Bogobrush was founded by brother and sister entrepreneur duo Heather and John McDougall. The pair have also founded a socially conscious think tank together. Along with being a founder and entrepreneur, Heather is also an honors Law School graduate, with a background in venture finance and non-profit lobbying, who also teaches yoga. Heather’s vibrancy and curiousity fuel everything she does. I had recently seen her speak at South by South West, where Bogobrush hosted a panel on plastics and recycling. Called “Plastic is not the problem”, Heather and a panel of experts delved into taboo topic of plastic, and how leaders in a variety of industries need to come together to view the problem with a new lens, and with innovation in mind. Her passion and knowledge on the subject were inspiring and impressive, so I was thrilled to connect with Heather and learn more about her work and background.
In connecting to do this interview, Heather spearheaded a generous donation of Bogobrush toothbrushes in support of ADDICTED’s efforts provide much needed supplies to unhoused individuals in downtown Toronto. The toothbrushes will be distributed through Covenant House, who EIC Mark recently worked with to raise money and awareness for the homelessness crisis in Toronto.
It’s always amazing to work with a company whose values not only match our own but who rise to the occasion to support an important cause. We’re beyond inspired by Heather McDougall and Bogobrush, and we know you’ll be too.
What is your official title? Do you have one?
CEO and Co-founder of Bogobrush, and a boldly honest leader for planet allies.
How did you get into your current line of work?
In 2006, I watched “An Inconvenient Truth” and realized my calling was in social and environmental change – sustainability. My brother and I discovered this shared this passion while we were in school – John in design school and me studying law. We knew we wanted to do something to help bring environmental and social connection into people’s daily lives.
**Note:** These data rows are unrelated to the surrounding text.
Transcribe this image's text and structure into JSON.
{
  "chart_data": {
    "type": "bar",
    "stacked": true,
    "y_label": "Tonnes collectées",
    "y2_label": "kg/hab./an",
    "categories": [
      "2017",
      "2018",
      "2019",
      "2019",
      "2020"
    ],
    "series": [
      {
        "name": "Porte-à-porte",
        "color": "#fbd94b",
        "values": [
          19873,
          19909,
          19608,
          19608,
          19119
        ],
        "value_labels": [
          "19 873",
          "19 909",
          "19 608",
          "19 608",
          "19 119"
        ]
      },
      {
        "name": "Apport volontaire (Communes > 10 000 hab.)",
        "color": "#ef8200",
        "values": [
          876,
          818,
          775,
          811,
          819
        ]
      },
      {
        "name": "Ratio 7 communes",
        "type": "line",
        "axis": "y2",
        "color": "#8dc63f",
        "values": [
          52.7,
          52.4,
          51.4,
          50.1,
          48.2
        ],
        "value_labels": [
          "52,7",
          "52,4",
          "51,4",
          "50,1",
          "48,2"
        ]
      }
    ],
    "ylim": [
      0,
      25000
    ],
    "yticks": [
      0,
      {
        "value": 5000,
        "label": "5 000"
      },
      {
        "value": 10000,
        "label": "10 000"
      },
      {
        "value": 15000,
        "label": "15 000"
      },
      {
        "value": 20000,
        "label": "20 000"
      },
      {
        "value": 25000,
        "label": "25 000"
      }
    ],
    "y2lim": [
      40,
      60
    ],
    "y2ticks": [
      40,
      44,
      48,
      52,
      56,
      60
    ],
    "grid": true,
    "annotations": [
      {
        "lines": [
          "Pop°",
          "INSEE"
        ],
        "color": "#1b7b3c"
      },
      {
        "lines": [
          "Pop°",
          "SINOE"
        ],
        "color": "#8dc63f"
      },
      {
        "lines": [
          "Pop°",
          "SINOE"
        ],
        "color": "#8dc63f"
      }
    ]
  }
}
What better way than through a toothbrush! (Never mind the fact that we grew up as children of a dentist.) 😉 So, in 2012 we started what turned out to be a 3 year product development process and the start of Bogobrush.
As planned, Bogobrush is only the beginning of a multitude of ways I can support the planet with honest sustainability. Through connections from Bogobrush in start-up and eco-impact circles, I’ve developed a global network and work with communities around the world, sharing information, and empowering anyone to step into their true impact for the planet.
Is this a job you attained or did you create it for yourself?
I created my job and my company. While I was finishing formal education, I knew conventional career path would not be in my, or anyone’s best interest. I craved to create a life where I could live and be where I wanted and work from where I am. Combine this with the mission and vision of global sustainability, and Bogobrush was born – and has expanded into a variety of global sustainability collaborations.
What was your first job ever?
My first job where I earned money – other than the lemonade stand where my friend and I sold homemade lip balm we made in my parents’ bathroom – was for my dad and sorting files for his dental practice, or anything else that needed to be done.
There was also baby-sitting that earned some good spending cash.
My first teenage job was working in the pro shop at a local golf course. The golf thing stuck for awhile – I worked in golf shops in a few cities after that.
What advice do you have for someone who wants to find their dream job but hasn’t yet?
Know yourself. Take time to explore what makes you alive – hobbies, people, reflection. What passions and topics fill your mind? What is your ideal working life and hours and location? I think dream job is more about your internal compass feeling aligned and motivated by your life. Know yourself so well that you can experiment and live life however it feels best for you. Some of those choices will be more vulnerable than others – most likely your “dream job” will feel pretty vulnerable, too. And remember, that “dream job” will evolve because everything does. You’ll grow and discover the next level dream job, too.